The Comedy of Errors
One thing is certain: Shakespeare’s The Comedy of Errors is flat out hilarious, and if it isn’t funny enough on stage, it’s the fault of the production. His only farce, it is often thought to be an early work, but it is surely far too assured to be written before 1594. It’s entirely free of the striving Marlovian rhetoric that hampers the Henry VI plays (commenced in 1591), and it is cleaner, cleverer, and more convincing than The Taming of the Shrew (probably before 1592). It is based on Plautus’s Menaechmi, an ancient Roman play about the confusion that occurs when one identical twin unknowingly stumbles into the city of the other identical twin. Shakespeare doubles this confusion by adding a second set of identical twins, and chaos naturally ensues.
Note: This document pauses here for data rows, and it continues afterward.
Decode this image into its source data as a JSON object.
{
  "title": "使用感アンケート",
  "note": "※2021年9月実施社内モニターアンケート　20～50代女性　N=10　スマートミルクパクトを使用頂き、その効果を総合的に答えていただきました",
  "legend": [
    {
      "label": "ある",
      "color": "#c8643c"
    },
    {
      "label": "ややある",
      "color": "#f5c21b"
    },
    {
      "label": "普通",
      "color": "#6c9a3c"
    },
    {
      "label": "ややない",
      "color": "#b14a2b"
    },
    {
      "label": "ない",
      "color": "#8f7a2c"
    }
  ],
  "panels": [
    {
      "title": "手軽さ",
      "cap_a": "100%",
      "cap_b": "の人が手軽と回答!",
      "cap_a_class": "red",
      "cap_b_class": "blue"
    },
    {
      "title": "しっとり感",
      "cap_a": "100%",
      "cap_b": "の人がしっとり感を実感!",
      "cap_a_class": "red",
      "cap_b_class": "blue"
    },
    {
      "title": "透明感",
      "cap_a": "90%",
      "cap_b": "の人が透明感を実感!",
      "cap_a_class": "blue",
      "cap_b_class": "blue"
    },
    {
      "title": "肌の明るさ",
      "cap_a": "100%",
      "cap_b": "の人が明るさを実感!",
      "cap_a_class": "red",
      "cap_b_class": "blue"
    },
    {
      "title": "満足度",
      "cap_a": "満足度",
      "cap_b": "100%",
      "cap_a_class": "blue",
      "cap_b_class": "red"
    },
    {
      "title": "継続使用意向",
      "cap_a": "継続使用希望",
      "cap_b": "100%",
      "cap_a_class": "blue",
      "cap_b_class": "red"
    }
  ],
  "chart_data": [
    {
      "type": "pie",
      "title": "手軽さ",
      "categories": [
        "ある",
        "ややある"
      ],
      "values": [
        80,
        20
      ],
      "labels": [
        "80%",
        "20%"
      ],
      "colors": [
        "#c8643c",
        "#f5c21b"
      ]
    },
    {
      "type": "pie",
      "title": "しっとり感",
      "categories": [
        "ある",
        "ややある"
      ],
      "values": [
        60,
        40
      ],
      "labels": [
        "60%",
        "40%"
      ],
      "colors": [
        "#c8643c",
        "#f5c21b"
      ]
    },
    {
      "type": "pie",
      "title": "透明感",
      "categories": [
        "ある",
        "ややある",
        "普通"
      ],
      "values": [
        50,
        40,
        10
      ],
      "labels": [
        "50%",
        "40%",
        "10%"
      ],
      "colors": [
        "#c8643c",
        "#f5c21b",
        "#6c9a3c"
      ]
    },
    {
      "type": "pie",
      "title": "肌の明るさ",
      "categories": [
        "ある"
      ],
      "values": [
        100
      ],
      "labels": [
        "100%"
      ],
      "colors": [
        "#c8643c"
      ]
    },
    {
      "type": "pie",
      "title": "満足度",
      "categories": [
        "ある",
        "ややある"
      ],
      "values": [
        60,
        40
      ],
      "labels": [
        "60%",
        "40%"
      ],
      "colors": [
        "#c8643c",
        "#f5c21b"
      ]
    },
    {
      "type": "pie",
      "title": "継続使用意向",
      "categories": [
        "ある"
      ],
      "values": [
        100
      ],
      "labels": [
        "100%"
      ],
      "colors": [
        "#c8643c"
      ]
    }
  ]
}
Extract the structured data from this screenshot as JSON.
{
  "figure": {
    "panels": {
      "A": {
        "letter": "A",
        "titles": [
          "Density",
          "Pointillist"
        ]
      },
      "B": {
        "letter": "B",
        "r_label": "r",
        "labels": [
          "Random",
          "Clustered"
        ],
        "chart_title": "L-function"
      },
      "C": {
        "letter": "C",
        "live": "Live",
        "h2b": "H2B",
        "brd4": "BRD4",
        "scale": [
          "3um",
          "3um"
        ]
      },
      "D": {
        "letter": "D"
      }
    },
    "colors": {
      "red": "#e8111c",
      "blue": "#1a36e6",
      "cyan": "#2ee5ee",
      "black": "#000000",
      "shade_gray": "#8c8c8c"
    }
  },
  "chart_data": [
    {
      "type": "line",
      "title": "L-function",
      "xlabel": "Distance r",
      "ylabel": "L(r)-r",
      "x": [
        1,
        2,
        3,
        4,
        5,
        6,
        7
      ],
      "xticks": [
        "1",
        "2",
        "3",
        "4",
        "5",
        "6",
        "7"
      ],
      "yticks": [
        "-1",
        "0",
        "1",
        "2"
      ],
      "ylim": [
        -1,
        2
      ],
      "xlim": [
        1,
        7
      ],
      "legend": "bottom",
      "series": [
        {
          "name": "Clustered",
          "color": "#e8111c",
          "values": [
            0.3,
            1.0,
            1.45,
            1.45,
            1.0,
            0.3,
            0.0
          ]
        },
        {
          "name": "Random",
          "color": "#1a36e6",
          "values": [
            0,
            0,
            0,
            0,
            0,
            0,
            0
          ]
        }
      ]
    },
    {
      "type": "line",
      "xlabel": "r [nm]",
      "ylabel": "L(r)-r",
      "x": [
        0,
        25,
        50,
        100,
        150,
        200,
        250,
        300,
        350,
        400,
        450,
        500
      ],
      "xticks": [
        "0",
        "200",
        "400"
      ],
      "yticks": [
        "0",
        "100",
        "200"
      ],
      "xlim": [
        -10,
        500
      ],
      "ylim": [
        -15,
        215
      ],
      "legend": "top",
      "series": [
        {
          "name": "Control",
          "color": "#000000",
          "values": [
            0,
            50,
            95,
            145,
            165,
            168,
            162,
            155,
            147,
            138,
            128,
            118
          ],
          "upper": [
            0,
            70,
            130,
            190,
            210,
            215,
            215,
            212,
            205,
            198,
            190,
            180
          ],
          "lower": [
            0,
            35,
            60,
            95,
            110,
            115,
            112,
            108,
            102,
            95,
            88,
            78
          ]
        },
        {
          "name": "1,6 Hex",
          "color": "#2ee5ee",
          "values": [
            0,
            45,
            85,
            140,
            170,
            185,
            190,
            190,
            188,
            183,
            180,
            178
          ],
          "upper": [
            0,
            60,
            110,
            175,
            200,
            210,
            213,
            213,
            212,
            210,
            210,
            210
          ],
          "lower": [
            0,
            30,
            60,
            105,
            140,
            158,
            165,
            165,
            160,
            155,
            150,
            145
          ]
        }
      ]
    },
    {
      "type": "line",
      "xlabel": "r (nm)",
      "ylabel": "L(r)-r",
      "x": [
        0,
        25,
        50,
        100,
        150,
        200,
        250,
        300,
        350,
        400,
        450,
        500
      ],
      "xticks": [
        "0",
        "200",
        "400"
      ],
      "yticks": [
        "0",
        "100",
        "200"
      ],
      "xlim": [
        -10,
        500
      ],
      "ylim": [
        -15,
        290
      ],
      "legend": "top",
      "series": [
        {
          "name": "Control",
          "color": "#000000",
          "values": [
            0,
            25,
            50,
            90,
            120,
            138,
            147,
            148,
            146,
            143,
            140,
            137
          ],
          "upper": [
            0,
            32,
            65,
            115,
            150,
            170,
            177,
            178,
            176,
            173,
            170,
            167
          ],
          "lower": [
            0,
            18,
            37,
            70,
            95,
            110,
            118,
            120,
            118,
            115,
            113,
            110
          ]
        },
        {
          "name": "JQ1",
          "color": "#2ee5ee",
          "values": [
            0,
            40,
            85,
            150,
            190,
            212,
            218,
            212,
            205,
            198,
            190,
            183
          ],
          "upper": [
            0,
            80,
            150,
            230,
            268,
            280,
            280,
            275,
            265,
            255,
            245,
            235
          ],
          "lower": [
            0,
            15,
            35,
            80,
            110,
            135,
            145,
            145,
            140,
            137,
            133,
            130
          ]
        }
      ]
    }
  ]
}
Twins are a staple of comedy and horror, perhaps because they tap so directly into our fears of individuation, of doppelgängers and the precariousness of selfhood. We know who we are largely because of how we are perceived, so if we can’t be differentiated, how can we know who we are? Shakespeare articulates this beautifully when he has one of the twins say, ‘I to the world am like a drop of water that in the ocean seeks another drop.’ This melting of identity that occurs when one steps into the city is a key motif of the play; formlessness can be alarming, but it can have its pleasures too. Little wonder the play is populated with courtesans and charlatans, merchants, heavies, and nuns. Imprisonment could be around one corner, salvation the next.